Il fait ainsi l’expérience d’une véritable retraite qui le transporte hors de l’état d’être social, vers un autre monde : c’est « l’autre côté du miroir ». Désormais, en entreprenant ses rêveries, Rousseau n’écoute que sa vie intérieure, les rêveries étant à l’origine de la tension vers cet état heureux. Il entre dans un nouveau monde caractérisé par une liberté absolue, où son esprit peut vagabonder. Il n’est plus soumis à aucun impératif moral, et peut dès lors s’accorder avec le monde tel qu’il est réellement.

Cette fusion totale entre le soi et le cosmos résulte de la contemplation de la nature, l’herborisation.

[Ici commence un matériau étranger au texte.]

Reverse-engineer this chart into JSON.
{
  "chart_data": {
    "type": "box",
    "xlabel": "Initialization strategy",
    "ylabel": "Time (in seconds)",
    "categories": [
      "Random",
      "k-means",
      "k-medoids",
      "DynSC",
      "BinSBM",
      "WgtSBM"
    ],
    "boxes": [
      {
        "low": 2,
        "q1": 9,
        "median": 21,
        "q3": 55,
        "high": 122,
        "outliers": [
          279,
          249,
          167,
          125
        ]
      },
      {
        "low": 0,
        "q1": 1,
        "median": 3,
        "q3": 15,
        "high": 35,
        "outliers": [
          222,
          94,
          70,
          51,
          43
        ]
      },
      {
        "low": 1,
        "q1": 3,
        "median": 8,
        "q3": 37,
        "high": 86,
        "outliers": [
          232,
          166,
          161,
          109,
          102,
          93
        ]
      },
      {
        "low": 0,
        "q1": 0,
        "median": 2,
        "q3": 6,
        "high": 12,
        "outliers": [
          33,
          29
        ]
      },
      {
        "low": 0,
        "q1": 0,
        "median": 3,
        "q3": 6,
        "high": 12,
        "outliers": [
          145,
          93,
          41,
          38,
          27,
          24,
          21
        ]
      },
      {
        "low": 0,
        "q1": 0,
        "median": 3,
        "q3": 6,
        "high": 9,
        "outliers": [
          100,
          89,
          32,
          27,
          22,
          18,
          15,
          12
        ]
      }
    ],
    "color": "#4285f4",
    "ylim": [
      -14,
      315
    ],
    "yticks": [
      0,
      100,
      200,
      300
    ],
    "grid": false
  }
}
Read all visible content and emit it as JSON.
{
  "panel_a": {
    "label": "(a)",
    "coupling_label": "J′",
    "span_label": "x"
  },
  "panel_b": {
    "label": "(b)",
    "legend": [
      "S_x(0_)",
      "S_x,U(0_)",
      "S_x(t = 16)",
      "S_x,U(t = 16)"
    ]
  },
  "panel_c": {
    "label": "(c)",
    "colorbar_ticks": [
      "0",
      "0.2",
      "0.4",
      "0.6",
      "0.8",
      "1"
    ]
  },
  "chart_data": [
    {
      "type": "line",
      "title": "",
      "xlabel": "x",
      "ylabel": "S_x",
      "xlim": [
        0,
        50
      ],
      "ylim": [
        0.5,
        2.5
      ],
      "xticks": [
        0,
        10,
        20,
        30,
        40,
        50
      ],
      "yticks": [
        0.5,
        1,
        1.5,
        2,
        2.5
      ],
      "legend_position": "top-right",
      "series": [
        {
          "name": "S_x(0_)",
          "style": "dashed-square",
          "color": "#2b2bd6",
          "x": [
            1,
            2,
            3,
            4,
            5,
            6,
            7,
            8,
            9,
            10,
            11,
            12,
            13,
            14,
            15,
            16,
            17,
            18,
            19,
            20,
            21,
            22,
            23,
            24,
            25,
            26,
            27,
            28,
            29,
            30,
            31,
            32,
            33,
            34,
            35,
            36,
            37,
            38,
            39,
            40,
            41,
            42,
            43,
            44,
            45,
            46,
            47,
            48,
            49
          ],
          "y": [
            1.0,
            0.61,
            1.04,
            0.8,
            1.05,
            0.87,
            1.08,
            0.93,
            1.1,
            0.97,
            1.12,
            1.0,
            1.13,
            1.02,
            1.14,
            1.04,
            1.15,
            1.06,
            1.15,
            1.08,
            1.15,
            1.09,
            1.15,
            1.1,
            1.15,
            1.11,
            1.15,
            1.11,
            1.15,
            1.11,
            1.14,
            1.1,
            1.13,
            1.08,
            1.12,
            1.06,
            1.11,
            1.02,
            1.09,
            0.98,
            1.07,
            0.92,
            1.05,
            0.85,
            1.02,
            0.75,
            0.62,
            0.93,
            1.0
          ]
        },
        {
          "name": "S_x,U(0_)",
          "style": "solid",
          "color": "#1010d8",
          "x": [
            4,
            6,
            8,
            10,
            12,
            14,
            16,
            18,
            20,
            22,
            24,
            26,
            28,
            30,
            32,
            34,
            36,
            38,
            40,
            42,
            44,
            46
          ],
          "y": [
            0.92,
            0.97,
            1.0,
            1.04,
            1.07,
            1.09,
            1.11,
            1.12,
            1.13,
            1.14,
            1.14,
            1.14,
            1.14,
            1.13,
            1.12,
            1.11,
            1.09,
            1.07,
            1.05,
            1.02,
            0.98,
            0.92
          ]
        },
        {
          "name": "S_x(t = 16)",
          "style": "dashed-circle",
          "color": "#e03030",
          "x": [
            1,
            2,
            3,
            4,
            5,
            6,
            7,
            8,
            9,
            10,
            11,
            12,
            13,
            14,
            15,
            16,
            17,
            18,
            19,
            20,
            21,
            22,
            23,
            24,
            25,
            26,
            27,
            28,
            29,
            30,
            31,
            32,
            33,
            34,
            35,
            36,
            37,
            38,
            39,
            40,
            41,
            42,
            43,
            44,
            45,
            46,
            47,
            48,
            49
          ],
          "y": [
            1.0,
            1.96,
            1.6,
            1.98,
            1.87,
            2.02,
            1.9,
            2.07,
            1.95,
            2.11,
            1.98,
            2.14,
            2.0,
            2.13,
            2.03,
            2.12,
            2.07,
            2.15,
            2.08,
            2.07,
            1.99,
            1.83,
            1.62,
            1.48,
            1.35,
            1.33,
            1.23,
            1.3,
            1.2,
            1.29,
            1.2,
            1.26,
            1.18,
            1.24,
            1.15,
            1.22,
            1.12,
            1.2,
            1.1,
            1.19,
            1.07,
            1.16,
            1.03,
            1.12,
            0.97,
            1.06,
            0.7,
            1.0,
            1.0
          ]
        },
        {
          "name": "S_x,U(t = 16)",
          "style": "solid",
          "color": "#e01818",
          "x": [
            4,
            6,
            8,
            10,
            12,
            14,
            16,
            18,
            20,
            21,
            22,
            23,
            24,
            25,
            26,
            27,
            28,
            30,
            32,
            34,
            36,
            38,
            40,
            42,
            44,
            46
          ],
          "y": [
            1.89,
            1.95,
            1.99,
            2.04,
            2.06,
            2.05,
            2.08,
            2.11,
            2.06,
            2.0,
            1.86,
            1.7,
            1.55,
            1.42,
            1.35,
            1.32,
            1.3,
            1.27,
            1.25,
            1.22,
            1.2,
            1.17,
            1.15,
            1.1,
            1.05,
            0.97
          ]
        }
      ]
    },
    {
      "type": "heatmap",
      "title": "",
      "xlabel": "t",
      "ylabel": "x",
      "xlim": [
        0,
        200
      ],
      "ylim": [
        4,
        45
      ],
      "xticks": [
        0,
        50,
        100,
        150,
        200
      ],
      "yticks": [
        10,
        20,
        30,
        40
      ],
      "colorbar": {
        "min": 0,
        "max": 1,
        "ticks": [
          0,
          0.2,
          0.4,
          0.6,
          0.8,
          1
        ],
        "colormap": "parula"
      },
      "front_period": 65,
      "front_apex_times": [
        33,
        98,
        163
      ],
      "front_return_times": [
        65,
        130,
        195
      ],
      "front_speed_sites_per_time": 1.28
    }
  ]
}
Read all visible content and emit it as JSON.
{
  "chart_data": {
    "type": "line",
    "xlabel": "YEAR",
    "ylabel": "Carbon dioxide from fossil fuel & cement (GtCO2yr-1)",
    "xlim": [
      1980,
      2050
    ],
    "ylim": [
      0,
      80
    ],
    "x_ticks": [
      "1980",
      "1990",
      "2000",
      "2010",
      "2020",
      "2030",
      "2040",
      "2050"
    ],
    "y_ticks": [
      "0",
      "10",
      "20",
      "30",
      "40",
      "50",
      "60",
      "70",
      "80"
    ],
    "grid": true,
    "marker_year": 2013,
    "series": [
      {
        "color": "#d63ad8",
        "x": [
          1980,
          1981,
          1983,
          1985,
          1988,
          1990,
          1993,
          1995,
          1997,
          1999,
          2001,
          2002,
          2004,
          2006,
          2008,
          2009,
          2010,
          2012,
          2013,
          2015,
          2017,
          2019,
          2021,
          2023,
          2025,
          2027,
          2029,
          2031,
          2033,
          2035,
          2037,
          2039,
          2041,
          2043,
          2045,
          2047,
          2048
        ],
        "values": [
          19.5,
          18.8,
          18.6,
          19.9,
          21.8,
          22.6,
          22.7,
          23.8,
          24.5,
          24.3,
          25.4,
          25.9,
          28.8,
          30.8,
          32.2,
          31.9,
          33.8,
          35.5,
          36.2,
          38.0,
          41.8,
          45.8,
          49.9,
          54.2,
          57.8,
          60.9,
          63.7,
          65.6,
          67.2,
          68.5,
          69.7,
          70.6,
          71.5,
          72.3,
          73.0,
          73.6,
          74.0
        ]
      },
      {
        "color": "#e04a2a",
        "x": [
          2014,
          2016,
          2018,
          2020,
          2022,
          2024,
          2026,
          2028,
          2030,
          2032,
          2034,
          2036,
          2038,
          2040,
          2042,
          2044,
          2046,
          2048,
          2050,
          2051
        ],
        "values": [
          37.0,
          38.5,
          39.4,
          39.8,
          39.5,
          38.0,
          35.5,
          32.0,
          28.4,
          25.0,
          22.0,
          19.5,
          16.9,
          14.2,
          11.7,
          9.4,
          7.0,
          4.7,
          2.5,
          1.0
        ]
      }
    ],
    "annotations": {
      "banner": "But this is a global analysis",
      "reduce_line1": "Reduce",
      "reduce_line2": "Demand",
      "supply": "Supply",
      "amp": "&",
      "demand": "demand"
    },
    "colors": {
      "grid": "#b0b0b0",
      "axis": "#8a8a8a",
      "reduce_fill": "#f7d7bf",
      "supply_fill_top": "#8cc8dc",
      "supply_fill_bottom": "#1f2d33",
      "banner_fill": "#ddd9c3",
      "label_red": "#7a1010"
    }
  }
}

En effet, sa passion profonde pour la botanique et la nature, traduite par l’harmonie qu’il montre entre ses sentiments et le paysage, a favorisé sa prise de conscience : elle lui permet de communier avec le « grand tout ». Il retrouve par la botanique et la nature sa vraie personnalité, et plus largement, la vraie personnalité de l’homme : en s’écartant du monde, il renoue donc avec cette pureté originelle qu’il avait perdue.

La rêverie rousseauiste est donc le lieu de l’abolition du rapport avec l’espace et le temps. Détaché des devoirs extérieurs à sa nature, il est entré dans une relation authentique avec lui-même et le monde primitif, « où le présent dure toujours sans néanmoins marquer sa durée ». C’est une adéquation entre le moi et le monde de l’homme selon la nature : « Ces heures de solitude et de méditation sont les seules de la journée où je sois pleinement moi et à moi sans diversion, sans obstacle, et où je puisse véritablement dire être ce que la nature a voulu ». Sortant de la société aliénée, il a pu accéder à son monde. Les autres ne comptent plus, il se nourrit de ses seules pensées, de sa propre existence, dans une pure autosuffisance.

Conclusion

Son introspection, son identification non par rapport au monde mais par rapport à son existence-même, et la mise en avant du rôle de la nature comme médium entre lui et son for intérieur font de Rousseau l’un des initiateurs du mouvement romantique. C’est ainsi une véritable révolution littéraire qu’opère l’écriture des promenades. L’harmonie musicale du style préfigure l’écriture poétique du XIXème siècle, dans une prose souple qui traduit les ondulations de la rêverie. La cinquième promenade en est un parfait exemple : « Le flux et le reflux de cette eau, son bruit continu mais renflé par intervalles frappant sans relâche mon oreille et mes yeux suppléaient aux mouvements internes que la rêverie éteignait en moi et suffisaient pour me faire sentir avec plaisir mon existence, sans prendre la peine de penser ».

Cet idéal d’autarcie et de solitude se résume dans cette phrase aux significations nombreuses : « Réduit à moi seul, je me nourris, il est vrai, de ma propre substance, mais elle ne s’épuise pas et je me suffis à moi-même ». Cette fuite du monde est donc parfaitement réussie, bien qu’entreprise trop tard. En d’autres termes, Rousseau recompose le monde à son image, selon ses désirs et ambitions. Il peut donc accéder à sa vraie nature, et échapper à cette réalité qui le gangrénait depuis de nombreuses années.